Apache Kafka client behavior
Kafka clients that run on Event Hubs with the Apache Kafka protocol behave differently from event hub clients that use AMQP protocol. Kafka clients, update their metadata once every ‘metadata.max.age.ms’ milliseconds which can be specified the client configurations. The librdkafka libraries will also use the same configuration. Metadata updates inform the clients of service changes including the partition count increases.
Kafka sender/producer client – Producer always dictates that send requests contain the partition destination for each set of produced records. Thus, all produce partitioning is done client-side with producer’s view of broker metadata. Once the newly added partitions are added to the producer’s metadata view, they will be available for producer requests.
Kafka consumer/receiver client – When a consumer group member performs a metadata refresh and picks the newly created partitions, that member initiates a group rebalance. Consumer metadata then will be refreshed for all group members, and the new partitions will be assigned by the allotted rebalance leader.
- If you are using partition key with your producer applications and depending on key hashing to ensure ordering in a partitions, dynamically adding partitions is not recommended.
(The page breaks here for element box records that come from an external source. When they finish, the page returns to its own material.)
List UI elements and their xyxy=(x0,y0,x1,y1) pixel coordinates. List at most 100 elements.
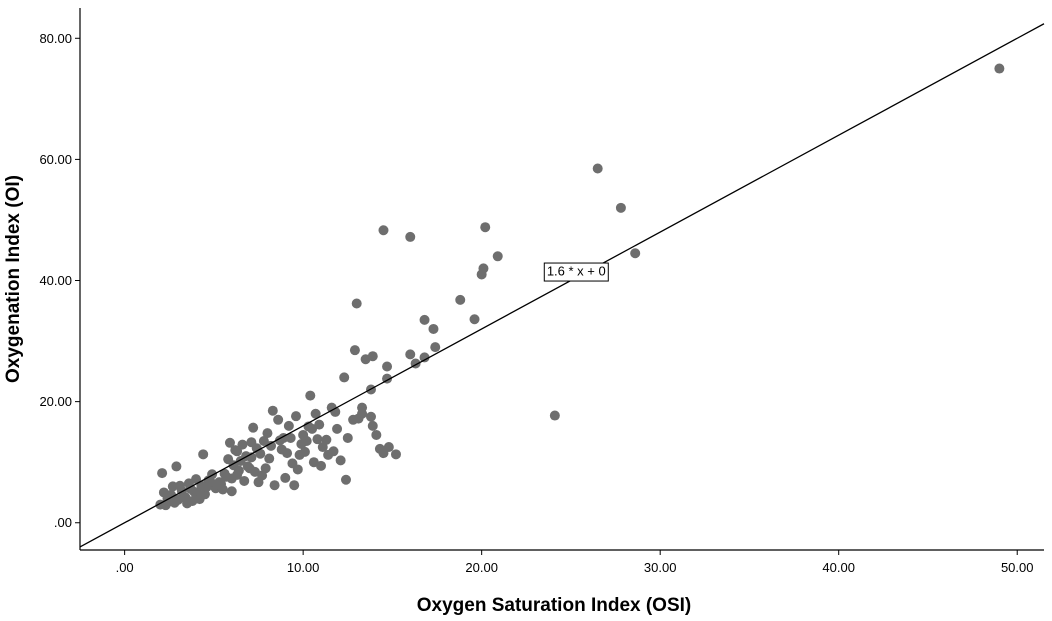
data-point xyxy=(549,410,560,421)
y-axis-title: Oxygenation Index (OI) xyxy=(3,175,24,383)
y-tick-label: .00 xyxy=(54,515,72,530)
data-point xyxy=(419,352,430,363)
data-point xyxy=(239,475,250,486)
data-point xyxy=(237,439,248,450)
data-point xyxy=(157,468,168,479)
data-point xyxy=(224,437,235,448)
data-point xyxy=(216,478,227,489)
data-point xyxy=(255,448,266,459)
data-point xyxy=(194,494,205,505)
data-point xyxy=(328,446,339,457)
data-point xyxy=(291,411,302,422)
data-point xyxy=(274,435,285,446)
x-tick-label: 10.00 xyxy=(287,560,320,575)
data-point xyxy=(260,463,271,474)
data-point xyxy=(269,480,280,491)
y-tick-label: 40.00 xyxy=(39,273,72,288)
x-tick-label: .00 xyxy=(116,560,134,575)
data-point xyxy=(382,361,393,372)
data-point xyxy=(283,420,294,431)
data-point xyxy=(476,269,487,280)
data-point xyxy=(246,437,257,448)
y-tick-label: 60.00 xyxy=(39,152,72,167)
x-tick-label: 50.00 xyxy=(1001,560,1034,575)
data-point xyxy=(273,414,284,425)
data-point xyxy=(292,464,303,475)
data-point xyxy=(266,440,277,451)
data-point xyxy=(371,429,382,440)
data-point xyxy=(223,454,234,465)
data-point xyxy=(405,231,416,242)
data-point xyxy=(390,449,401,460)
fit-line-label: 1.6 * x + 0 xyxy=(547,263,606,278)
data-point xyxy=(230,445,241,456)
data-point xyxy=(166,489,177,500)
data-point xyxy=(221,471,232,482)
data-point xyxy=(351,298,362,309)
data-point xyxy=(305,390,316,401)
data-point xyxy=(353,413,364,424)
data-point xyxy=(264,453,275,464)
fit-line-label-box xyxy=(543,262,609,282)
data-point xyxy=(374,443,385,454)
data-point xyxy=(280,472,291,483)
data-point xyxy=(198,449,209,460)
data-point xyxy=(248,422,259,433)
y-axis-ticks: .00 20.00 40.00 60.00 80.00 xyxy=(39,31,80,530)
data-point xyxy=(367,351,378,362)
data-point xyxy=(226,486,237,497)
y-tick-label: 20.00 xyxy=(39,394,72,409)
data-point xyxy=(289,480,300,491)
data-point xyxy=(167,481,178,492)
data-point xyxy=(169,497,180,508)
data-point xyxy=(174,480,185,491)
data-point xyxy=(383,442,394,453)
data-point xyxy=(342,432,353,443)
data-point xyxy=(310,408,321,419)
x-tick-label: 30.00 xyxy=(644,560,677,575)
data-point xyxy=(185,483,196,494)
data-point xyxy=(480,222,491,233)
data-point xyxy=(296,439,307,450)
data-point xyxy=(249,466,260,477)
data-point xyxy=(430,342,441,353)
data-point xyxy=(267,405,278,416)
data-point xyxy=(378,225,389,236)
fit-line-annotation: 1.6 * x + 0 xyxy=(543,262,609,282)
data-point xyxy=(316,460,326,471)
data-point xyxy=(469,314,480,325)
data-point xyxy=(615,202,626,213)
data-point xyxy=(253,477,264,488)
data-point xyxy=(994,63,1005,74)
data-point xyxy=(171,461,182,472)
data-point xyxy=(312,434,323,445)
data-point xyxy=(232,469,243,480)
data-point xyxy=(335,455,346,466)
data-point xyxy=(205,476,216,487)
data-points xyxy=(155,63,1005,511)
x-tick-label: 20.00 xyxy=(465,560,498,575)
data-point xyxy=(285,432,296,443)
data-point xyxy=(262,428,273,439)
data-point xyxy=(419,314,430,325)
data-point xyxy=(405,349,416,360)
data-point xyxy=(317,442,328,453)
data-point xyxy=(349,345,360,356)
data-point xyxy=(367,420,378,431)
data-point xyxy=(339,372,350,383)
data-point xyxy=(326,402,337,413)
data-point xyxy=(258,435,269,446)
x-axis-title: Oxygen Saturation Index (OSI) xyxy=(417,595,692,616)
x-tick-label: 40.00 xyxy=(822,560,855,575)
data-point xyxy=(630,248,641,259)
data-point xyxy=(298,429,309,440)
data-point xyxy=(180,492,191,503)
plot-area: .00 20.00 40.00 60.00 80.00 .00 10.00 20.00 30.… xyxy=(39,8,1045,575)
data-point xyxy=(492,251,503,262)
data-point xyxy=(282,448,293,459)
data-point xyxy=(428,323,439,334)
data-point xyxy=(455,294,466,305)
data-point xyxy=(365,411,376,422)
data-point xyxy=(592,163,603,174)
While the existing data preserves ordering, partition hashing will be broken for messages hashed after the partition count changes due to addition of partitions.
- Adding partition to an existing topic or event hub instance is recommended,
- When you are using the round robin (default) method of sending events
- Kafka default partitioning strategies, example – StickyAssignor strategy
How to add partitions to an existing topic or event hub?
- You can scale up the partition count using update management api calls
- You can use the ARM, PS, CLI to update the partitions
- NamespaceManager calls can also update the partition count
- The Kafka AlterTopics api (example, via ‘kafka-topics’ CLI tool) can be used to increase the partition count
Partition can be added only to topics or event hub instances that are in Dedicated Event Hubs clusters. You can only scale up the partitions and once added, you cannot scale them down.